I study profinite group theory, and I need to show the following property:
Let $a_{n}(G)$ the number of subgroups of index $n$ in $G$ and $a_{n}(\hat{G})$ the number of open subgroups of index $n$ in $\hat{G}$;
Prove that $a_{n}(G)=a_{n}(\hat{G})$.
I think that it's enough to prove that start from the injection $j:G\longrightarrow \hat{G}$
(I suppose $G$ residually finite) we get a bijection between the set of subgroups $H$ of index $n$ in $G$ and the set of open subgroups $K$ of index $n$ in $\hat{G}$ given by $H \longrightarrow \bar{H}$ and $K \longrightarrow K\cap G$ and that the index in both case is preserved.
But how I can prove this?
Another little question: Does this implies that $\hat{G}/\bar{H} \cong G/H$, if $H,\bar{H}$ are normal subgroups ?
I prove first that a map as above is actually a bijection:
in fact, let $K\leq_{o} \hat{G}$, then since $G$ is dense in $\hat{G}$ (in $G$ i take the profinite topology), $K\cap G$ is dense in $K$ so $\overline{K\cap G}=K$.
Conversely, let $H\leq G$, then $H\subset \bar{H}\cap G$ (obvious), but $\bar{H}=\underleftarrow{\lim}_{N\trianglelefteq G}HN/N$, where the limit is over all the normal subgroup of $G$ with finite index.

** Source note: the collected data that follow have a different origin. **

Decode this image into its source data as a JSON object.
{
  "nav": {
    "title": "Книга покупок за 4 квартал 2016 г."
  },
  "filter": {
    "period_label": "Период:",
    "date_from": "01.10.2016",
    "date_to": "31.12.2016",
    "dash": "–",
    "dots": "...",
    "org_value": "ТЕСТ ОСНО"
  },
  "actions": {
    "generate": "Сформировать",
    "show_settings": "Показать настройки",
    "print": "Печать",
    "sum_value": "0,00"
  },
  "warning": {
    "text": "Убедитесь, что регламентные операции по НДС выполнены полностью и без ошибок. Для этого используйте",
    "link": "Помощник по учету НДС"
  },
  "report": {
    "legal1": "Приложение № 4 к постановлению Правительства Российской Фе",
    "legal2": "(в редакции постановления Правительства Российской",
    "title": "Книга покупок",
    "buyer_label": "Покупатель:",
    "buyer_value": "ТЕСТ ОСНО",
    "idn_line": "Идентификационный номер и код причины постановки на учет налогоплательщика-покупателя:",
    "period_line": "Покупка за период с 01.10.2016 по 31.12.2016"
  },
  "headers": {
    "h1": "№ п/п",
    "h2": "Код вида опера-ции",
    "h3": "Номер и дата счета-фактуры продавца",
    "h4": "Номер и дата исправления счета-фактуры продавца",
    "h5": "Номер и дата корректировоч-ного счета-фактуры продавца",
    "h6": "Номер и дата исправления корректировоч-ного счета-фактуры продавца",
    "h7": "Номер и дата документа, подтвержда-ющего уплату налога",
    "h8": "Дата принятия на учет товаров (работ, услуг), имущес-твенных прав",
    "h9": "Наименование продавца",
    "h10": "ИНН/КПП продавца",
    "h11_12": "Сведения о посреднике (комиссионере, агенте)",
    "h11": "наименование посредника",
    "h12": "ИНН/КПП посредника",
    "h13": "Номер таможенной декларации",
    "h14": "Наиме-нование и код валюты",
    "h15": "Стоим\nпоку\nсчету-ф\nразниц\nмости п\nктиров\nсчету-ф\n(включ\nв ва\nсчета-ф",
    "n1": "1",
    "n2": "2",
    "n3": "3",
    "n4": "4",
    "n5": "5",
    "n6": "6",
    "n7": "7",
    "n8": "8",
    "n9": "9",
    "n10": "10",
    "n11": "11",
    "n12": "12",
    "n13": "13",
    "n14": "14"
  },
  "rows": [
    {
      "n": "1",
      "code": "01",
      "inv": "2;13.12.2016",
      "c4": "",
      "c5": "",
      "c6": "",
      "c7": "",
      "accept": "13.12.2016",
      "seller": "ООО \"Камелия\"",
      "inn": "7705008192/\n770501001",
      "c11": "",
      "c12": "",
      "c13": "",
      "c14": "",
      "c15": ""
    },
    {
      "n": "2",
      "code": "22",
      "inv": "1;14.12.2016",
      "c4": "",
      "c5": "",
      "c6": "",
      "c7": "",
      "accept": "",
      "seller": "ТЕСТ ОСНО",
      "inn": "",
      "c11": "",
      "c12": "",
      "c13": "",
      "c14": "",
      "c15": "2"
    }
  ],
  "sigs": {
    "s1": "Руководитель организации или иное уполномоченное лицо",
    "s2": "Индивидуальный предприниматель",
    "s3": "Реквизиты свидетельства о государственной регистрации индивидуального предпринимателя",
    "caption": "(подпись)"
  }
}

Now if $(gN)_{N}\in \bar{H}\cap G$ (with the identification $G\hookrightarrow \hat{G},$ $g\rightarrow (gN)_{N}$) then $gN\in HN$, $\forall N$, so $g\in HN$; but if I take $H=H_{G}$ then $g\in HH_{G}=H$ and we get $\bar{H}\cap G\subset H$.
Now I prove that this bijection preserve the index:
Let $H\leq_{o} G$ and let $n=[\hat{G}:\bar{H}]$; Since $G$ is dense in $\hat{G}$, $G\bar{H}=\hat{G}$ and so $\hat{G}=\bigcup_{i=1,..,n} \bar{H}t_{i}$; but we can take the transversal $t_{1},...,t_{n}$ in $G$ and we have $G=\bigcup_{i=1,..,n} Ht_{i}$, so $[G:H]=n$.
Finally I prove that if $H\trianglelefteq G$ then $\bar{H}\trianglelefteq \hat{G}$ and we have: $G/H\cong \hat{G}/\bar{H}$:
in fact, if $H\trianglelefteq G$ then $HN/N\trianglelefteq G/N$, $\forall N$, so $\bar{H}=\underleftarrow{\lim}_{N\trianglelefteq G}HN/N\trianglelefteq \hat{G}$;
Now if $H\trianglelefteq G$ the natural morphism $G\rightarrow \hat{G}/\bar{H}$ have kernel $G\cap \bar{H}=H$; since $[G:H]=[\hat{G}:\bar{H}]$ we get the conclusion.